On Monday, the Obama administration decided to drop its appeal of a judge's decision that the contraceptive known as Plan B One-Step should be available to women and girls of any age without a prescription.
The first question you might ask is: What effect will the availability of this medicine have on public health? Will it reduce the number of unplanned or teen pregnancies? Will it have any effect on sexual behavior? Could a reduction in unplanned pregnancies also lead to a reduction in, say, low birthweight babies or birth defects?
One could think of any number of important health-related questions raised by this story.
But The Washington Post couldn't. Its story, by Brady Dennis and Sarah Kliff, describes this in the lede as the end of a legal battle. It elaborates on the administration's decision, noting that Obama has not changed his opposition to over-the-counter sales of Plan B One-Step. It gets reaction from birth-control advocates, who say only that this is "a huge breakthrough for access to birth control." Uh, thanks; we got that.
Then the story reports on the criticism of antiabortion groups. Nowhere does the story address the public-health implications of the administration's action. It's all politics all the time. Memo to the Post: This is more than a political bargaining chip; it's medicine intended to combat the serious problem of unwanted pregnancies.
I sought help at The New York Times, to see what I could learn about the public-health implications of Plan B One-Step. The story, by Michael D. Shear and Pam Belluck, likewise failed to shed any light on the public-health implications of the medication's approval.
David Pittman at MedPage Today did a story that answered many of my questions. It sought reaction from the American Academy of Pediatrics, the Society for Adolescent Health and Medicine, the American Congress of Obstetricians and Gynecologists, and the American Association of Pro-Life Obstetricians and Gynecologists. Those groups and their representatives noted that the medication was safe but that doctors would have to continue efforts to make sure that adolescents know how to use Plan B and that contraception can be made available for those with limited resources.
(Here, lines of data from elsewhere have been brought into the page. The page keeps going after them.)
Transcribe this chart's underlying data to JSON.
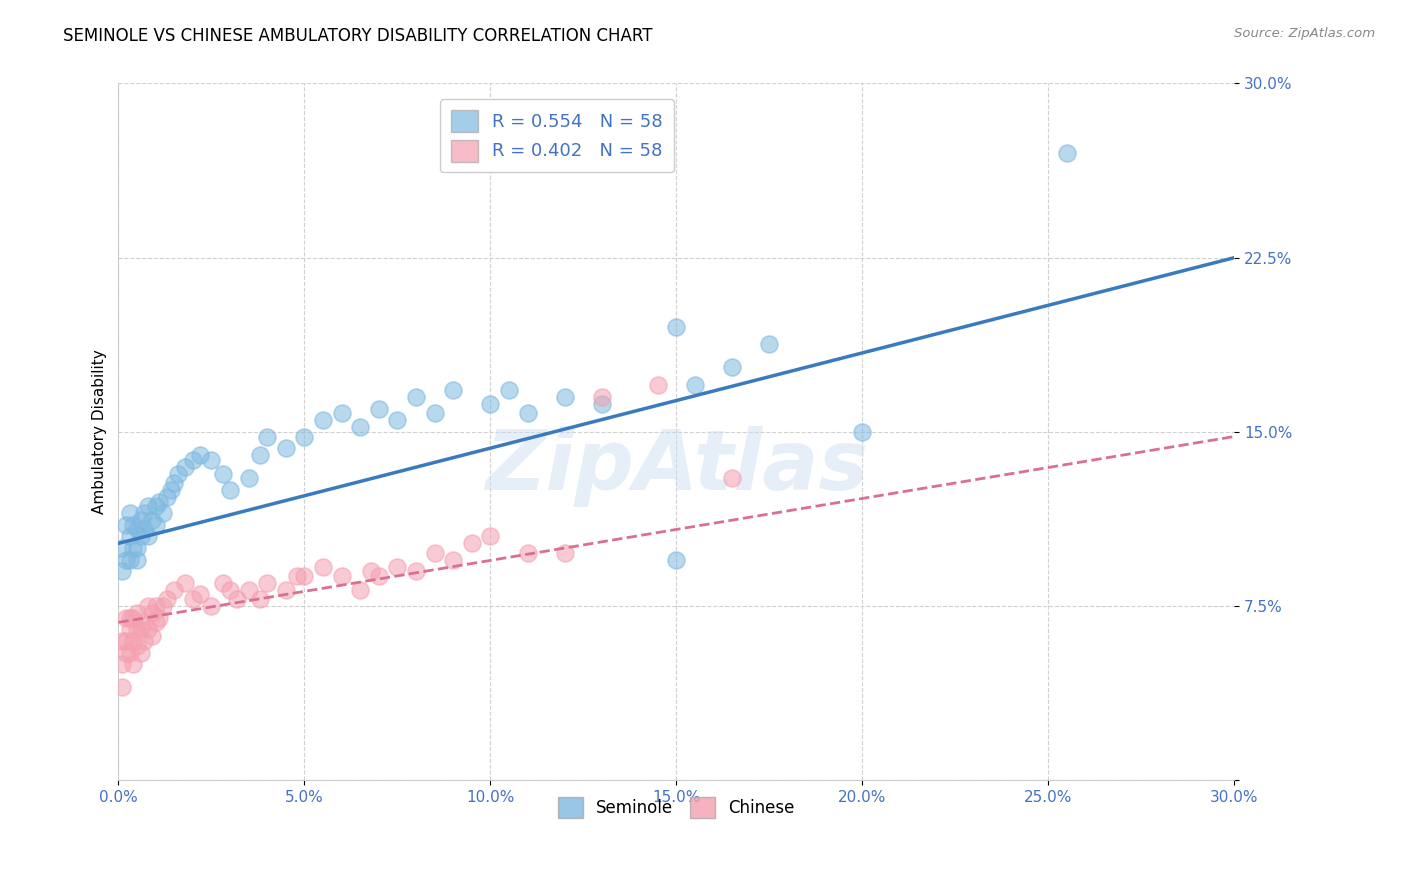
{
  "title": "SEMINOLE VS CHINESE AMBULATORY DISABILITY CORRELATION CHART",
  "source": "Source: ZipAtlas.com",
  "ylabel": "Ambulatory Disability",
  "watermark": "ZipAtlas",
  "xlim": [
    0.0,
    0.3
  ],
  "ylim": [
    0.0,
    0.3
  ],
  "xticks": [
    0.0,
    0.05,
    0.1,
    0.15,
    0.2,
    0.25,
    0.3
  ],
  "yticks": [
    0.0,
    0.075,
    0.15,
    0.225,
    0.3
  ],
  "ytick_labels": [
    "",
    "7.5%",
    "15.0%",
    "22.5%",
    "30.0%"
  ],
  "xtick_labels": [
    "0.0%",
    "5.0%",
    "10.0%",
    "15.0%",
    "20.0%",
    "25.0%",
    "30.0%"
  ],
  "seminole_R": 0.554,
  "seminole_N": 58,
  "chinese_R": 0.402,
  "chinese_N": 58,
  "seminole_color": "#7eb8e0",
  "chinese_color": "#f4a0b0",
  "seminole_line_color": "#3a7abf",
  "chinese_line_color": "#d97090",
  "tick_label_color": "#4472C4",
  "grid_color": "#cccccc",
  "background_color": "#ffffff",
  "seminole_x": [
    0.001,
    0.001,
    0.002,
    0.002,
    0.003,
    0.003,
    0.003,
    0.004,
    0.004,
    0.005,
    0.005,
    0.005,
    0.006,
    0.006,
    0.007,
    0.007,
    0.008,
    0.008,
    0.009,
    0.01,
    0.01,
    0.011,
    0.012,
    0.013,
    0.014,
    0.015,
    0.016,
    0.018,
    0.02,
    0.022,
    0.025,
    0.028,
    0.03,
    0.035,
    0.038,
    0.04,
    0.045,
    0.05,
    0.055,
    0.06,
    0.065,
    0.07,
    0.075,
    0.08,
    0.085,
    0.09,
    0.1,
    0.105,
    0.11,
    0.12,
    0.13,
    0.15,
    0.155,
    0.165,
    0.175,
    0.2,
    0.15,
    0.255
  ],
  "seminole_y": [
    0.1,
    0.09,
    0.095,
    0.11,
    0.105,
    0.095,
    0.115,
    0.1,
    0.11,
    0.1,
    0.095,
    0.108,
    0.105,
    0.112,
    0.108,
    0.115,
    0.105,
    0.118,
    0.112,
    0.11,
    0.118,
    0.12,
    0.115,
    0.122,
    0.125,
    0.128,
    0.132,
    0.135,
    0.138,
    0.14,
    0.138,
    0.132,
    0.125,
    0.13,
    0.14,
    0.148,
    0.143,
    0.148,
    0.155,
    0.158,
    0.152,
    0.16,
    0.155,
    0.165,
    0.158,
    0.168,
    0.162,
    0.168,
    0.158,
    0.165,
    0.162,
    0.095,
    0.17,
    0.178,
    0.188,
    0.15,
    0.195,
    0.27
  ],
  "chinese_x": [
    0.001,
    0.001,
    0.001,
    0.002,
    0.002,
    0.002,
    0.003,
    0.003,
    0.003,
    0.004,
    0.004,
    0.004,
    0.005,
    0.005,
    0.005,
    0.006,
    0.006,
    0.007,
    0.007,
    0.008,
    0.008,
    0.009,
    0.009,
    0.01,
    0.01,
    0.011,
    0.012,
    0.013,
    0.015,
    0.018,
    0.02,
    0.022,
    0.025,
    0.028,
    0.03,
    0.032,
    0.035,
    0.038,
    0.04,
    0.045,
    0.048,
    0.05,
    0.055,
    0.06,
    0.065,
    0.068,
    0.07,
    0.075,
    0.08,
    0.085,
    0.09,
    0.095,
    0.1,
    0.11,
    0.12,
    0.13,
    0.145,
    0.165
  ],
  "chinese_y": [
    0.06,
    0.05,
    0.04,
    0.06,
    0.055,
    0.07,
    0.055,
    0.065,
    0.07,
    0.05,
    0.06,
    0.07,
    0.058,
    0.065,
    0.072,
    0.055,
    0.065,
    0.06,
    0.068,
    0.065,
    0.075,
    0.062,
    0.072,
    0.068,
    0.075,
    0.07,
    0.075,
    0.078,
    0.082,
    0.085,
    0.078,
    0.08,
    0.075,
    0.085,
    0.082,
    0.078,
    0.082,
    0.078,
    0.085,
    0.082,
    0.088,
    0.088,
    0.092,
    0.088,
    0.082,
    0.09,
    0.088,
    0.092,
    0.09,
    0.098,
    0.095,
    0.102,
    0.105,
    0.098,
    0.098,
    0.165,
    0.17,
    0.13
  ],
  "seminole_line_y0": 0.102,
  "seminole_line_y1": 0.225,
  "chinese_line_y0": 0.068,
  "chinese_line_y1": 0.148
}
Those are reasonable questions to address in this story–not only in the medical trade press, but in the Post, the Times, and other mainstream news outlets. There are probably a few such stories out there that do address these questions. I did find one, by way of Tabitha M. Powledge at On Science Blogs: A helpful post by Julie Rovner at NPR's Shots blog, which does indeed discuss the public-health consequences of the administration's decision. Powledge also links to The Emergency Contraception Website, operated by researchers and reproductive-health specialists, which also fills the gaps left by the Times and the Post and others.
The politics of the Plan B decision are interesting; I'm a political junkie, and the Obama administration's sudden course change is fodder for endless conversation. But ephemeral political jousting, while it might be entertaining for some of us, isn't nearly as important as the medical issues.
Perhaps what we need, for the reporters who ignored the medical questions, is a drug to combat tunnel vision.